Glass manufacturers are hopeful that the new 75% glass recycling target will decrease the cost of compliance, but experts have expressed caution on the likelihood of a sudden drop in PRN prices.
Defra has recently announced the packaging recycling target has been lowered from 81% to 75%, with an incremental rise to 77% in 2017. The split between applications has also amended, with remelt increased to 65% in 2014 and to 67% in 2017 from the current 63%.
The British Glass Manufacturers’ Confederation said it was pleased the Government had taken on board their recommendation of reducing the target, as it will contribute in bringing down “unjustified” PRN prices.
It estimated they could drop to a “more sensible level” of £30 per tonne. Last year, the price of the remelt notes had reached £85 per tonne.
“The lower price will in turn decrease the price of recycled glass and the glass manufacturing industry will be able to increase the amount of recycled glass it uses,” said the association.
According to an impact statement produced by Defra (file right), obligated producers are expected to save as much as £106.9m in compliance costs in the next four years as a result of the amended targets.
The Wine and Spirit Trade Association (WSTA), which had also lobbied for the reduction, estimated its members could save up to £38m.
WSTA chief executive Miles Beale said: “Since mid-2012 there has been a huge increase in PRN prices, which has had a significant commercial impact on our members. We hope that by lowering the PRN rates and targets this will restore stability to the market.”
However, Phil Conran, director at consultancy 360 Environmental, on his blog expressed caution on whether the target reduction will necessary lead to a sharp decline in PRN prices.
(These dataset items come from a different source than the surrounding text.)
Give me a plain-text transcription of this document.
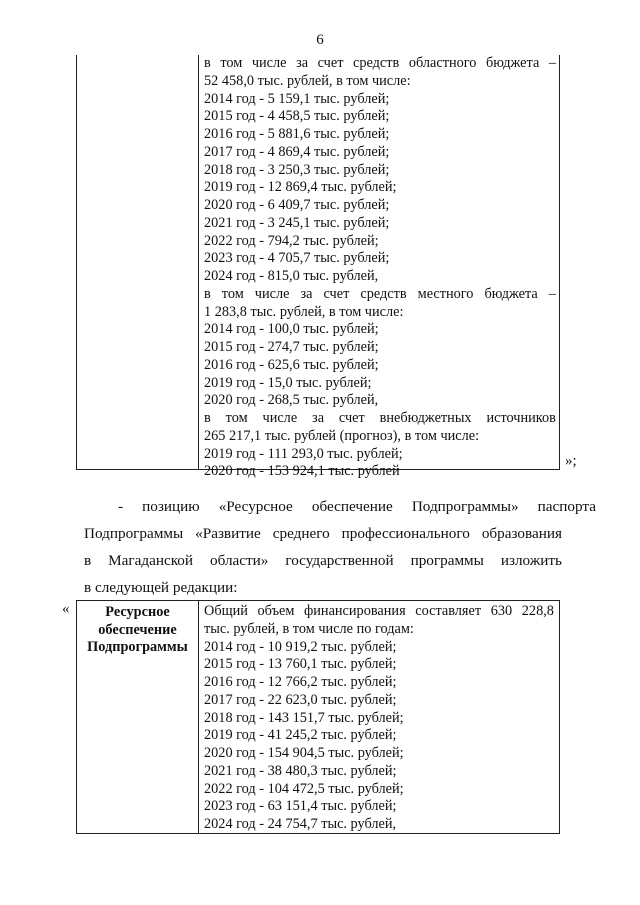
6
в том числе за счет средств областного бюджета –
52 458,0 тыс. рублей, в том числе:
2014 год - 5 159,1 тыс. рублей;
2015 год - 4 458,5 тыс. рублей;
2016 год - 5 881,6 тыс. рублей;
2017 год - 4 869,4 тыс. рублей;
2018 год - 3 250,3 тыс. рублей;
2019 год - 12 869,4 тыс. рублей;
2020 год - 6 409,7 тыс. рублей;
2021 год - 3 245,1 тыс. рублей;
2022 год - 794,2 тыс. рублей;
2023 год - 4 705,7 тыс. рублей;
2024 год - 815,0 тыс. рублей,
в том числе за счет средств местного бюджета –
1 283,8 тыс. рублей, в том числе:
2014 год - 100,0 тыс. рублей;
2015 год - 274,7 тыс. рублей;
2016 год - 625,6 тыс. рублей;
2019 год - 15,0 тыс. рублей;
2020 год - 268,5 тыс. рублей,
в том числе за счет внебюджетных источников
265 217,1 тыс. рублей (прогноз), в том числе:
2019 год - 111 293,0 тыс. рублей;
2020 год - 153 924,1 тыс. рублей
»;
- позицию «Ресурсное обеспечение Подпрограммы» паспорта
Подпрограммы «Развитие среднего профессионального образования
в Магаданской области» государственной программы изложить
в следующей редакции:
«	Ресурсное
обеспечение
Подпрограммы
Общий объем финансирования составляет 630 228,8
тыс. рублей, в том числе по годам:
2014 год - 10 919,2 тыс. рублей;
2015 год - 13 760,1 тыс. рублей;
2016 год - 12 766,2 тыс. рублей;
2017 год - 22 623,0 тыс. рублей;
2018 год - 143 151,7 тыс. рублей;
2019 год - 41 245,2 тыс. рублей;
2020 год - 154 904,5 тыс. рублей;
2021 год - 38 480,3 тыс. рублей;
2022 год - 104 472,5 тыс. рублей;
2023 год - 63 151,4 тыс. рублей;
2024 год - 24 754,7 тыс. рублей,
He calculated that demand for glass PRNs should reduce by at least 120,000 tonnes.
“That should see a significant weakening of the glass PRN price. The question is whether some of the bigger glass PRN suppliers will see it that way or whether they will use their market share position to keep prices high,” he said.
Chris Taylor, PRN trader at Clarity Environmental, also said the new target of 75% would be low enough to push PRN prices down, but added:
“We will, of course, have to wait and see how this pans out over the course of the year. It will certainly create an interesting trading environment in the short term, as buyers and suppliers of PRNs try to find a pricing level that both are happy, or at least content, with.”
The new targets will come into force as the packaging regulations are amended, which Defra expects to happen in Autumn 2014. However, the Environment Agency has confirmed obligated producers will only be required to meet the new 75% target for the 2014 reporting year.